KANSAS CITY — If Texas stands head-and-shoulder pads above all Big 12 foes by December, it will largely result from the foundation that Longhorns say has already been laid this summer.
Players and coaches continue to emphasize the importance of voluntary summer workouts to a team’s success, not just in terms of establishing the timing between quarterbacks and receivers but also the chemistry between teammates. How important is it? Texas did not enter two-a-days the past two seasons with the kind of team chemistry that was evident on the two Rose Bowl teams, head coach Mack Brown observed on a number of occasions. Although consecutive 10-3 seasons is no reason for Gabriel to blow his horn, it was the team’s uninspired and underachieving effort in last season’s losses that resulted in a greater commitment to intangibles such as camaraderie and the type of family atmosphere that Brown stressed. If players don’t know each other on week days, some said, then they don’t trust each other on Game Day.
Brown met with team leaders Colt McCoy, Brian Orakpo and Quan Cosby for supper Tuesday night during the annual Big 12 Conference Football Media Days.
“They said the workouts were at least the best we’ve had since 2005,” Brown reported. “They said that Coach (Jeff) Madden, our strength coach, has really pushed them hard.”
Last summer, Texas players were about as likely to become familiar with each other through an arrest report than on a practice field. Since then, a program that uncharacteristically had 11 athletes run afoul of the law between the BCS national championship game and late last summer has not had single player in legal trouble during this offseason.
“I can’t say enough about how good our spring was and how good this summer has been” said QB Colt McCoy. “We’ve been practicing seven-on-sevens. We’ve had conditioning workouts. And nobody has missed. Our team is closer now. We’re playing together more than we ever have since I’ve been here. We’re hanging out, on and off the field. We’re staying out of trouble. We’ve seen a lot of good things. Hopefully, we’ll see that carry over into the season.”
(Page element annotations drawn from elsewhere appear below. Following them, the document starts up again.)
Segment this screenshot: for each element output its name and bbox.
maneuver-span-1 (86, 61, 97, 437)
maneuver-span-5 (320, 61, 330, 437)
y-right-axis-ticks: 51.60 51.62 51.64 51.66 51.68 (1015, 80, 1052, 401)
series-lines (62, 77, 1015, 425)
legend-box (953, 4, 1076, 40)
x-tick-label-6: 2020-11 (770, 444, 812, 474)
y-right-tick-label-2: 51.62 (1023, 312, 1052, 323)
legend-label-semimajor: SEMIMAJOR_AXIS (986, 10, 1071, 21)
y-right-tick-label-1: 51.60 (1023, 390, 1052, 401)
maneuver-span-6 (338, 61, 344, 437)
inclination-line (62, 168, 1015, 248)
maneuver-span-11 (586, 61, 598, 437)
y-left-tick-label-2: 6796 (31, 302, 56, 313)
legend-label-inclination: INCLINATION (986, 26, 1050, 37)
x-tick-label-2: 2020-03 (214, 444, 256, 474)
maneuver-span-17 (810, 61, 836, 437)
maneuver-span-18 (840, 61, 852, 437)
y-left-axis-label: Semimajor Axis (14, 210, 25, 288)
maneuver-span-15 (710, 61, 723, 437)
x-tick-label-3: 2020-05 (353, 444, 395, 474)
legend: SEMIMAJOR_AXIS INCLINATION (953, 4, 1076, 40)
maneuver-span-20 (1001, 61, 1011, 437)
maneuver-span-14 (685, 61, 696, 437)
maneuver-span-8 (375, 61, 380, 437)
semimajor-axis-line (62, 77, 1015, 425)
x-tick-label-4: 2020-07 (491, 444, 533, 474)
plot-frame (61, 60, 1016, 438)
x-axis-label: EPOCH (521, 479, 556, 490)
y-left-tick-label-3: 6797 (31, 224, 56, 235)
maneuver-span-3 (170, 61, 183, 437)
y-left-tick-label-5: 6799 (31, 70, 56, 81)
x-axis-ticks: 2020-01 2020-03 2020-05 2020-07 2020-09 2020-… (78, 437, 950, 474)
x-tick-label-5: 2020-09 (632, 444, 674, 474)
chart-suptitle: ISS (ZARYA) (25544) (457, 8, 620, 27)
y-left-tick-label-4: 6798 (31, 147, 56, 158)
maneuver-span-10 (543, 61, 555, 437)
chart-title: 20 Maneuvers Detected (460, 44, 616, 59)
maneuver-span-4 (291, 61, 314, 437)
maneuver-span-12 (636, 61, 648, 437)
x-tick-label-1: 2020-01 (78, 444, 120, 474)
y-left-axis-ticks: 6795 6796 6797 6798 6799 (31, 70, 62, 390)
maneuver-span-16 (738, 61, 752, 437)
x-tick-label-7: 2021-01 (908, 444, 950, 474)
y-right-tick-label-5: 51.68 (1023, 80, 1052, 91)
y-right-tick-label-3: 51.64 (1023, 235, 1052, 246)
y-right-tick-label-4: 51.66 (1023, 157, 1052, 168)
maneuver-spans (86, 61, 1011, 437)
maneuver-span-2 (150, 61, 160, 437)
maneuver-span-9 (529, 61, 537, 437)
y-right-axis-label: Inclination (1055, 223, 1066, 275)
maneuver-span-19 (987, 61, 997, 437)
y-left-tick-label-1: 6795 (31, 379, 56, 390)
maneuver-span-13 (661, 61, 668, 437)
The fact that McCoy enters his third season as the undisputed starting quarterback is a tremendous asset, given the simple fact that leadership is typically expected from his position. It was nearly impossible for McCoy to flex a leadership muscle two summers ago when Texas returned no starting QB with game-day experience. A couple of critical injuries in 2007 — SE Limas Sweed and DE Brian Orakpo — robbed Texas of natural leaders on both sides of the ball.
“When you’ve played for two years,” McCoy told Inside Texas, “you’re going to be in a leadership position right there. There’s a lot of young talent coming in, looking up to somebody and looking to somebody. It’s easy to be in that leadership position. I’ve grown so much and we have a great group of seniors. Most of the seniors we have right now have played for three years. They young guys coming in look up to them. They think, ‘Wow, they’ve played for two or three years. They know what it’s like.’ We’ve taken everybody under our wing and have just come together. That’s going to become more important the closer we get to the season and especially when we enter the season.”
and K-State The team’s general lack of passion and urgency — not only in losses to A&M but also in close calls against Arkansas State, Central Florida and Oklahoma State — was so personally disappointing to Orakpo that he vowed to serve this summer as a mentor for young players and as a de facto social chairman for all current Horns.
“I’ve taken guys under my wing,” said Orakpo. “A lot of the new guys are homesick. They want to be home with their families. They aren’t seeing their moms or dads as much, so we (upperclassmen) have to show these younger guys that we’re here for them. We want them to know that we’re just like them and we’re not here to hurt them. We helped them to see it’s not that bad being on your own for the first time. A lot of the older guys and myself have tried to really help them. We’re all friends and we’re all family.”
There was a noted lack of vocal leadership the past two seasons. Part of the reason, coaches said, was that former seniors like Sweed and DT Frank Okam were quieter, lead-by-example types. Now, several of the underclassmen have started to assume leadership roles, Okam noted.
“We have more guys who are being more vocal,” Orakpo said. “The guys are more comfortable with each other. You can already see the transition from where we used to be and where we are now. It really helps our camaraderie and that can really help us this year.”
August Camps is slated to begin August 3.